It was a nice victory for Claxton, who made 429 Buy.com/Nationwide.com/Web.com/Korn Ferry Tour starts, making $1.8 million in career earnings. He also competed over four seasons on the PGA Tour. Given his new work schedule, hoisting a trophy to earn his way back to Harbor Shores was a quality result. 
“I had a good week with the putter,” Claxton said. “Those golf courses down there (in Florida), I’ve played them a good bit, but I’ve never really gotten hot with my putter. I just had that good putting week, and things came together for me.”
Claxton made the cut at Harbor Shores in 2018, when Paul Broadhurst won, his week highlighted by a second-round 66. So he knows the course, and now that he only plays part-time, is excited to be teeing it up with something on the line this week. He finds the experience valuable, both as a player and a coach. 
Claxton tells many of his pupils to seek out a coach who is a player, too. Certainly with more than 500 career starts across two significant tours, Claxton knows what it’s like to be under the gun and needing to perform. He won twice on the Web.com Tour, and lost another in a playoff to future Ryder Cup competitor Matt Kuchar. When he teaches, Claxton wants to be able to translate his playing experience to his pupils.
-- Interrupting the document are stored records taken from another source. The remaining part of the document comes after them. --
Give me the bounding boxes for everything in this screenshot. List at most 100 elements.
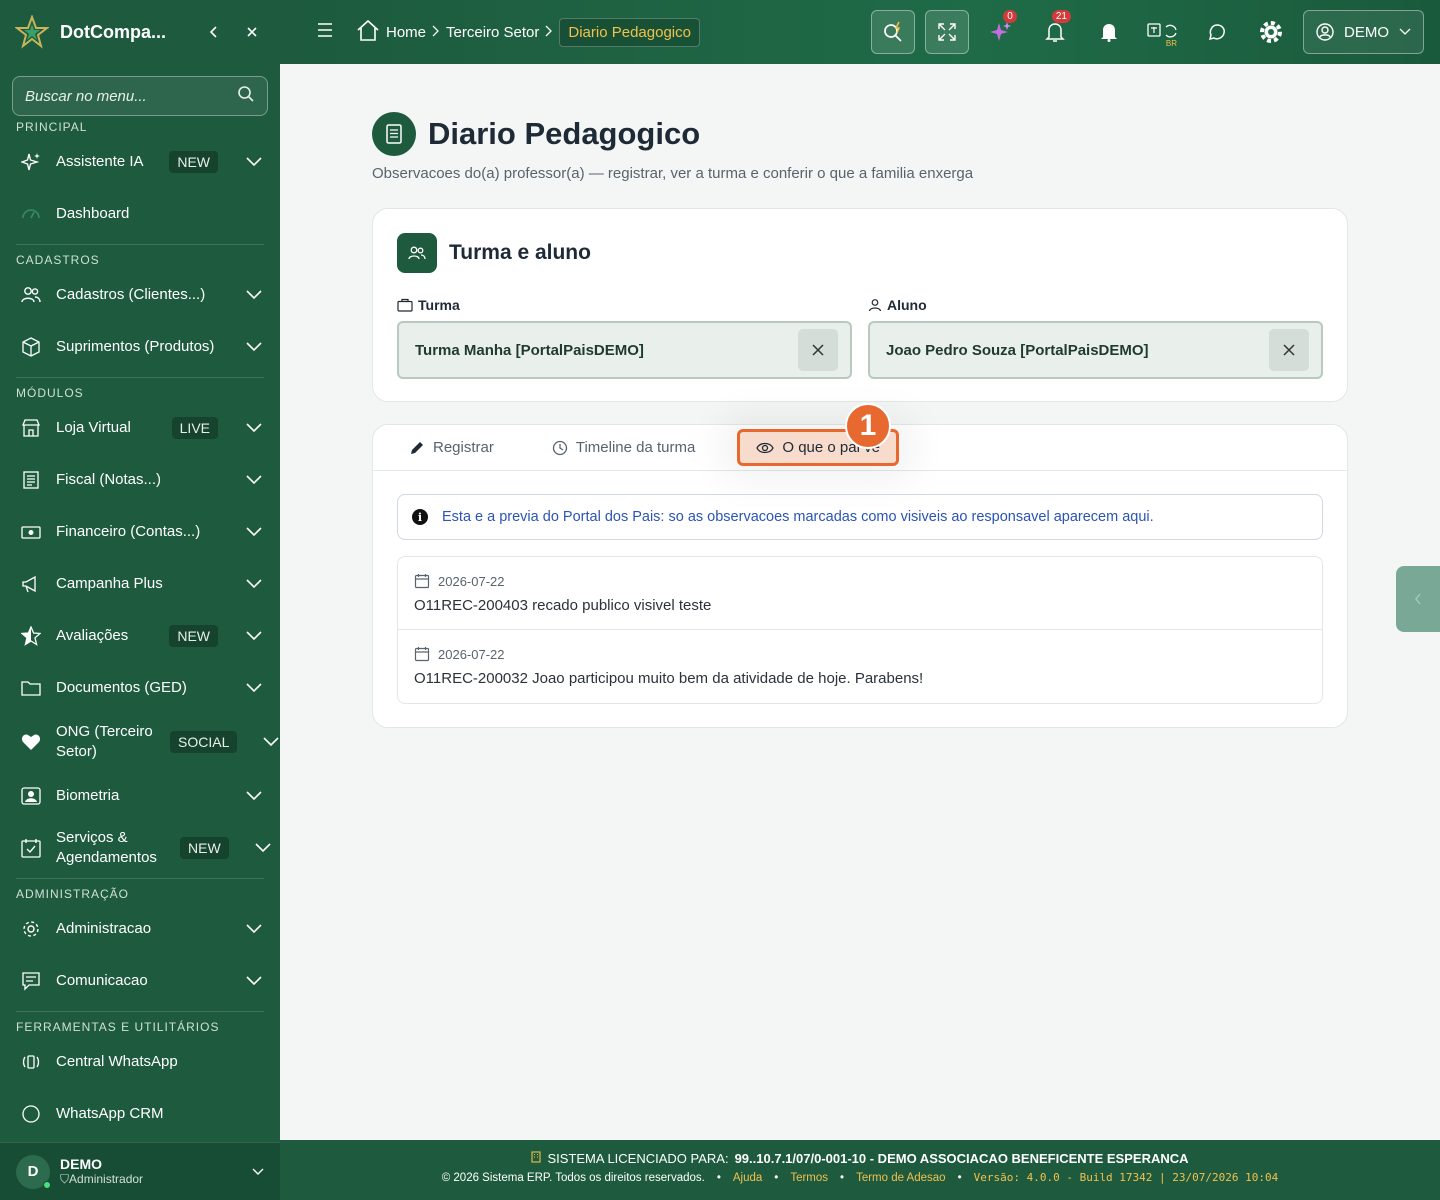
sidebar-item-central-whatsapp[interactable]: Central WhatsApp [0, 1036, 280, 1088]
breadcrumb-separator-icon [432, 24, 440, 41]
collapse-sidebar-button[interactable] [200, 18, 228, 46]
chevron-down-icon [244, 290, 264, 300]
adhesion-terms-link[interactable]: Termo de Adesao [856, 1172, 946, 1184]
terms-link[interactable]: Termos [790, 1172, 828, 1184]
briefcase-icon [397, 298, 413, 312]
ai-count-badge: 0 [1003, 10, 1017, 23]
sidebar-item-label: Documentos (GED) [56, 679, 187, 696]
sidebar-item-loja-virtual[interactable]: Loja Virtual LIVE [0, 402, 280, 454]
sidebar-item-administracao[interactable]: Administracao [0, 903, 280, 955]
topbar-actions: 0 21 BR DEMO [871, 10, 1424, 54]
close-sidebar-button[interactable] [238, 18, 266, 46]
turma-field: Turma Turma Manha [PortalPaisDEMO] [397, 295, 852, 379]
sidebar-item-assistente-ia[interactable]: Assistente IA NEW [0, 136, 280, 188]
sidebar-item-cadastros[interactable]: Cadastros (Clientes...) [0, 269, 280, 321]
close-icon [1283, 344, 1295, 356]
star-logo-icon [14, 14, 50, 50]
sidebar-item-servicos[interactable]: Serviços & Agendamentos NEW [0, 822, 280, 874]
close-icon [812, 344, 824, 356]
sidebar-item-fiscal[interactable]: Fiscal (Notas...) [0, 454, 280, 506]
info-icon: i [412, 509, 428, 525]
separator: • [716, 1171, 721, 1184]
divider [16, 244, 264, 245]
tab-label: Registrar [433, 439, 494, 456]
whatsapp-button[interactable] [1195, 10, 1239, 54]
sidebar-item-avaliacoes[interactable]: Avaliações NEW [0, 610, 280, 662]
star-icon [20, 625, 42, 647]
sidebar-item-label: Assistente IA [56, 153, 144, 170]
side-panel-toggle[interactable] [1396, 566, 1440, 632]
tab-timeline[interactable]: Timeline da turma [536, 429, 712, 466]
notifications-button[interactable]: 21 [1033, 10, 1077, 54]
settings-button[interactable] [1249, 10, 1293, 54]
section-administracao: ADMINISTRAÇÃO [16, 887, 130, 901]
menu-search-input[interactable] [25, 87, 237, 105]
sidebar-item-label: Comunicacao [56, 972, 148, 989]
message-icon [20, 970, 42, 992]
sidebar-item-label: WhatsApp CRM [56, 1105, 164, 1122]
clear-aluno-button[interactable] [1269, 329, 1309, 371]
smart-search-button[interactable] [871, 10, 915, 54]
sidebar-item-whatsapp-crm[interactable]: WhatsApp CRM [0, 1088, 280, 1140]
license-value: 99..10.7.1/07/0-001-10 - DEMO ASSOCIACAO… [734, 1151, 1189, 1166]
sidebar-item-label: Financeiro (Contas...) [56, 523, 201, 540]
chevron-down-icon [255, 843, 271, 853]
sidebar-item-suprimentos[interactable]: Suprimentos (Produtos) [0, 321, 280, 373]
turma-select[interactable]: Turma Manha [PortalPaisDEMO] [397, 321, 852, 379]
sidebar-item-financeiro[interactable]: Financeiro (Contas...) [0, 506, 280, 558]
aluno-select[interactable]: Joao Pedro Souza [PortalPaisDEMO] [868, 321, 1323, 379]
store-icon [20, 417, 42, 439]
cash-icon [20, 521, 42, 543]
users-icon [397, 233, 437, 273]
sidebar-item-campanha-plus[interactable]: Campanha Plus [0, 558, 280, 610]
ai-sparkle-button[interactable]: 0 [979, 10, 1023, 54]
observation-date: 2026-07-22 [438, 573, 505, 589]
fullscreen-button[interactable] [925, 10, 969, 54]
hamburger-menu-icon[interactable] [316, 22, 334, 42]
chevron-down-icon [1399, 28, 1411, 35]
observation-date-row: 2026-07-22 [414, 571, 1306, 591]
clear-turma-button[interactable] [798, 329, 838, 371]
info-alert: i Esta e a previa do Portal dos Pais: so… [397, 494, 1323, 540]
chevron-down-icon [244, 342, 264, 352]
chevron-down-icon [244, 791, 264, 801]
sidebar-item-label: Serviços & Agendamentos [56, 829, 157, 866]
sidebar-item-ong[interactable]: ONG (Terceiro Setor) SOCIAL [0, 714, 280, 770]
divider [16, 377, 264, 378]
chevron-down-icon [244, 683, 264, 693]
user-menu-button[interactable]: DEMO [1303, 10, 1424, 54]
sidebar-item-label: Biometria [56, 787, 120, 804]
observation-text: O11REC-200032 Joao participou muito bem … [414, 670, 924, 687]
new-badge: NEW [169, 151, 218, 173]
sidebar-item-dashboard[interactable]: Dashboard [0, 188, 280, 240]
sparkle-icon [990, 22, 1011, 41]
tab-registrar[interactable]: Registrar [393, 429, 510, 466]
footer: SISTEMA LICENCIADO PARA: 99..10.7.1/07/0… [280, 1140, 1440, 1200]
heart-icon [20, 731, 42, 753]
users-icon [20, 284, 42, 306]
aluno-field: Aluno Joao Pedro Souza [PortalPaisDEMO] [868, 295, 1323, 379]
broadcast-icon [20, 1051, 42, 1073]
chevron-down-icon[interactable] [252, 1163, 264, 1181]
brand-name: DotCompa... [60, 21, 166, 42]
help-link[interactable]: Ajuda [733, 1172, 762, 1184]
sidebar-item-comunicacao[interactable]: Comunicacao [0, 955, 280, 1007]
breadcrumb-home[interactable]: Home [386, 24, 426, 41]
sidebar-item-label: Avaliações [56, 627, 129, 644]
chevron-down-icon [244, 475, 264, 485]
sidebar-item-biometria[interactable]: Biometria [0, 770, 280, 822]
language-switch-button[interactable]: BR [1141, 10, 1185, 54]
social-badge: SOCIAL [170, 731, 238, 753]
sidebar-user[interactable]: D DEMO ⛉Administrador [0, 1142, 280, 1200]
search-icon[interactable] [237, 85, 255, 108]
sidebar-item-documentos[interactable]: Documentos (GED) [0, 662, 280, 714]
turma-selected-value: Turma Manha [PortalPaisDEMO] [415, 341, 644, 359]
page-header: Diario Pedagogico [372, 112, 700, 156]
user-icon [868, 299, 882, 312]
breadcrumb-terceiro-setor[interactable]: Terceiro Setor [446, 24, 539, 41]
version-info: Versão: 4.0.0 - Build 17342 | 23/07/2026… [973, 1171, 1279, 1184]
page-title: Diario Pedagogico [428, 116, 701, 151]
chevron-down-icon [244, 423, 264, 433]
alerts-button[interactable] [1087, 10, 1131, 54]
home-icon[interactable] [356, 19, 380, 45]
“Being able to make a putt when it counts, and knowing what goes through your mind ... most people have never experienced that,” Claxton said. “Being able to hit a tee shot in play when you have to, it helps to have the experience of doing that. Being able to make a par on the last hole to make a putt, or to win a tournament, most people have read about that ... but everybody out here this week has done it. 
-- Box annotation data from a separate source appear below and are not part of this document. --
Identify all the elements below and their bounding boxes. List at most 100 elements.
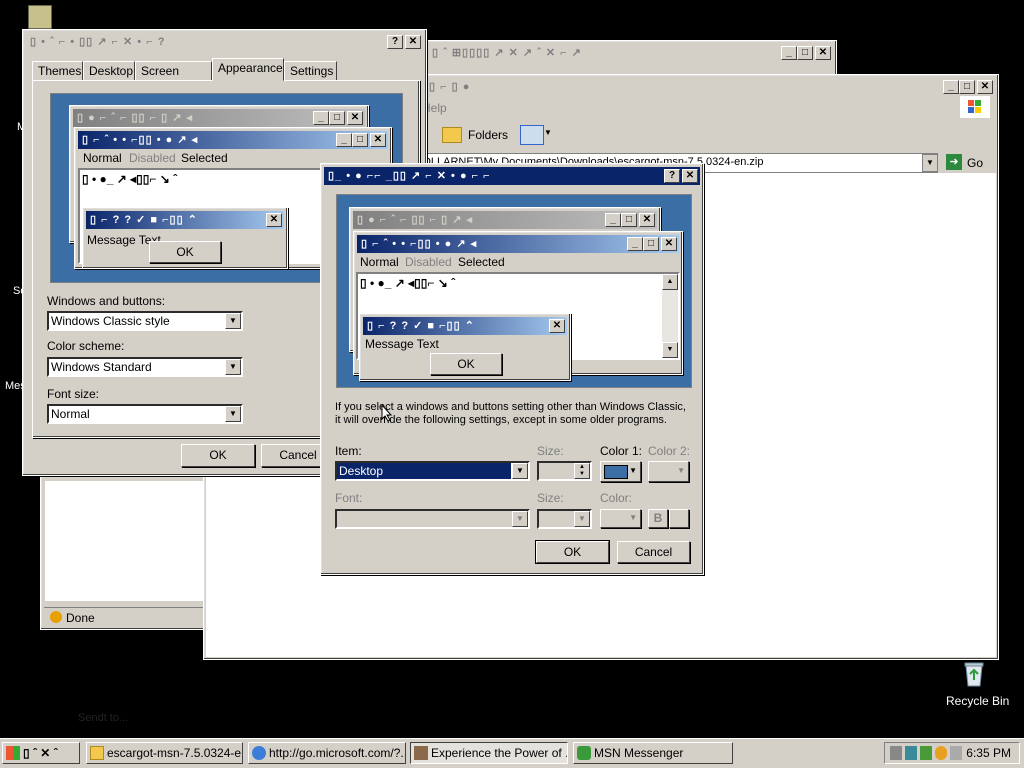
explorer-title: ▯ ⌐ ▯ ● [429, 81, 471, 93]
preview-menu-disabled: Disabled [129, 151, 176, 165]
status-text: Done [66, 611, 95, 625]
chevron-down-icon: ▼ [512, 511, 528, 527]
minimize-button[interactable]: _ [781, 46, 797, 60]
display-properties-titlebar[interactable]: ▯ • ˆ ⌐ • ▯▯ ↗ ⌐ ✕ • ⌐ ? ? ✕ [26, 33, 423, 51]
maximize-button[interactable]: □ [797, 46, 813, 60]
taskbar-label: Experience the Power of ... [431, 746, 568, 760]
tray-icon-4[interactable] [935, 746, 947, 760]
taskbar: ▯ ˆ ✕ ˆ escargot-msn-7.5.0324-en http://… [0, 738, 1024, 768]
preview-message-titlebar: ▯ ⌐ ? ? ✓ ■ ⌐▯▯ ⌃ ✕ [363, 317, 567, 335]
back-window-content [45, 481, 205, 601]
close-button[interactable]: ✕ [815, 46, 831, 60]
tab-screen-saver[interactable]: Screen Saver [135, 61, 212, 97]
recycle-bin-label: Recycle Bin [946, 694, 1010, 708]
msn-icon [577, 746, 591, 760]
preview-menu-normal: Normal [83, 151, 122, 165]
color-scheme-select[interactable]: Windows Standard ▼ [47, 357, 243, 377]
ok-button[interactable]: OK [181, 444, 255, 467]
font-size-label: Font size: [47, 387, 100, 401]
taskbar-button-display[interactable]: Experience the Power of ... [410, 742, 568, 764]
mouse-cursor-icon [381, 404, 393, 422]
close-icon: ✕ [347, 111, 363, 125]
folders-button[interactable]: Folders [468, 128, 508, 142]
tab-desktop[interactable]: Desktop [83, 61, 135, 81]
status-warning-icon [50, 611, 62, 623]
color2-label: Color 2: [648, 444, 691, 458]
close-button[interactable]: ✕ [682, 169, 698, 183]
start-button[interactable]: ▯ ˆ ✕ ˆ [2, 742, 80, 764]
taskbar-label: http://go.microsoft.com/?... [269, 746, 406, 760]
preview-menu-disabled: Disabled [405, 255, 452, 269]
maximize-icon: □ [643, 237, 659, 251]
minimize-icon: _ [313, 111, 329, 125]
taskbar-button-msn[interactable]: MSN Messenger [573, 742, 733, 764]
minimize-button[interactable]: _ [943, 80, 959, 94]
tab-appearance[interactable]: Appearance [212, 58, 284, 81]
close-icon: ✕ [639, 213, 655, 227]
font-color-label: Color: [600, 491, 633, 505]
color2-button: ▼ [648, 461, 689, 482]
color1-swatch [604, 465, 628, 479]
ie-icon [252, 746, 266, 760]
go-button[interactable]: Go [967, 156, 983, 170]
close-button[interactable]: ✕ [977, 80, 993, 94]
font-size-select[interactable]: Normal ▼ [47, 404, 243, 424]
tray-icon-2[interactable] [905, 746, 917, 760]
chevron-down-icon[interactable]: ▼ [225, 313, 241, 329]
item-select[interactable]: Desktop ▼ [335, 461, 530, 481]
color1-button[interactable]: ▼ [600, 461, 641, 482]
preview-message-title: ▯ ⌐ ? ? ✓ ■ ⌐▯▯ ⌃ [367, 320, 475, 332]
tray-icon-1[interactable] [890, 746, 902, 760]
taskbar-label: MSN Messenger [594, 746, 684, 760]
minimize-icon: _ [605, 213, 621, 227]
color-scheme-label: Color scheme: [47, 339, 125, 353]
item-label: Item: [335, 444, 362, 458]
preview-window-text: ▯ • ●_ ↗ ◂▯▯⌐ ↘ ˆ [360, 276, 456, 290]
chevron-down-icon[interactable]: ▼ [512, 463, 528, 479]
chevron-down-icon[interactable]: ▼ [225, 359, 241, 375]
help-button[interactable]: ? [387, 35, 403, 49]
desktop-icon-top[interactable] [28, 5, 52, 29]
go-icon[interactable]: ➜ [946, 154, 962, 170]
tray-icon-5[interactable] [950, 746, 962, 760]
preview-scrollbar: ▲ ▼ [662, 274, 678, 358]
views-dropdown-icon[interactable]: ▼ [544, 128, 552, 137]
maximize-icon: □ [329, 111, 345, 125]
chevron-down-icon: ▼ [574, 511, 590, 527]
preview-message-box: ▯ ⌐ ? ? ✓ ■ ⌐▯▯ ⌃ ✕ Message Text OK [82, 207, 288, 269]
windows-buttons-label: Windows and buttons: [47, 294, 166, 308]
advanced-titlebar[interactable]: ▯_ • ● ⌐⌐ _▯▯ ↗ ⌐ ✕ • ● ⌐ ⌐ ? ✕ [324, 167, 700, 185]
maximize-button[interactable]: □ [959, 80, 975, 94]
advanced-preview: ▯ ● ⌐ ˆ ⌐ ▯▯ ⌐ ▯ ↗ ◂ _ □ ✕ ▯ ⌐ ˆ • • ⌐▯▯… [336, 194, 692, 388]
taskbar-button-escargot[interactable]: escargot-msn-7.5.0324-en [86, 742, 243, 764]
preview-menu-selected: Selected [458, 255, 505, 269]
tab-settings[interactable]: Settings [284, 61, 337, 81]
back-window-title: ▯ ˆ ⊞▯▯▯▯ ↗ ✕ ↗ ˆ ✕ ⌐ ↗ [432, 47, 582, 59]
close-button[interactable]: ✕ [405, 35, 421, 49]
address-dropdown-button[interactable]: ▼ [922, 154, 938, 172]
advanced-title: ▯_ • ● ⌐⌐ _▯▯ ↗ ⌐ ✕ • ● ⌐ ⌐ [328, 170, 491, 182]
spinner-icon: ▲ ▼ [574, 463, 590, 479]
close-icon: ✕ [661, 237, 677, 251]
chevron-down-icon[interactable]: ▼ [225, 406, 241, 422]
help-button[interactable]: ? [664, 169, 680, 183]
windows-buttons-select[interactable]: Windows Classic style ▼ [47, 311, 243, 331]
preview-active-titlebar: ▯ ⌐ ˆ • • ⌐▯▯ • ● ↗ ◂ _ □ ✕ [78, 131, 388, 149]
ok-button[interactable]: OK [535, 540, 610, 564]
chevron-down-icon: ▼ [629, 513, 637, 522]
clock[interactable]: 6:35 PM [966, 746, 1011, 760]
tab-strip: Themes Desktop Screen Saver Appearance S… [32, 58, 422, 97]
minimize-icon: _ [336, 133, 352, 147]
preview-active-titlebar: ▯ ⌐ ˆ • • ⌐▯▯ • ● ↗ ◂ _ □ ✕ [357, 235, 679, 253]
cancel-button[interactable]: Cancel [617, 541, 690, 563]
tray-icon-3[interactable] [920, 746, 932, 760]
taskbar-button-ie[interactable]: http://go.microsoft.com/?... [248, 742, 406, 764]
preview-message-titlebar: ▯ ⌐ ? ? ✓ ■ ⌐▯▯ ⌃ ✕ [86, 211, 284, 229]
minimize-icon: _ [627, 237, 643, 251]
tab-themes[interactable]: Themes [32, 61, 83, 81]
folders-icon [442, 127, 462, 143]
item-value: Desktop [337, 463, 511, 479]
back-window-statusbar: Done [44, 607, 206, 627]
views-icon[interactable] [520, 125, 544, 145]
recycle-bin-icon[interactable] [960, 660, 988, 688]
“I’ve done it too. That adds a lot, I think. I always learn from these guys. I’m always learning something, and I log it away in the ol’ toolbox (pointing to his head), and I pull it out when I’m teaching. Makes me a more well-rounded teacher.”
Claxton goes off the first tee Thursday at 1:56 p.m. alongside Roger Rowland and Kirk Triplett. He can’t wait. 
“I’m a part-time golfer now. Any time I get to play in a real nice tournament like this one,” he said, “it’s a real bonus.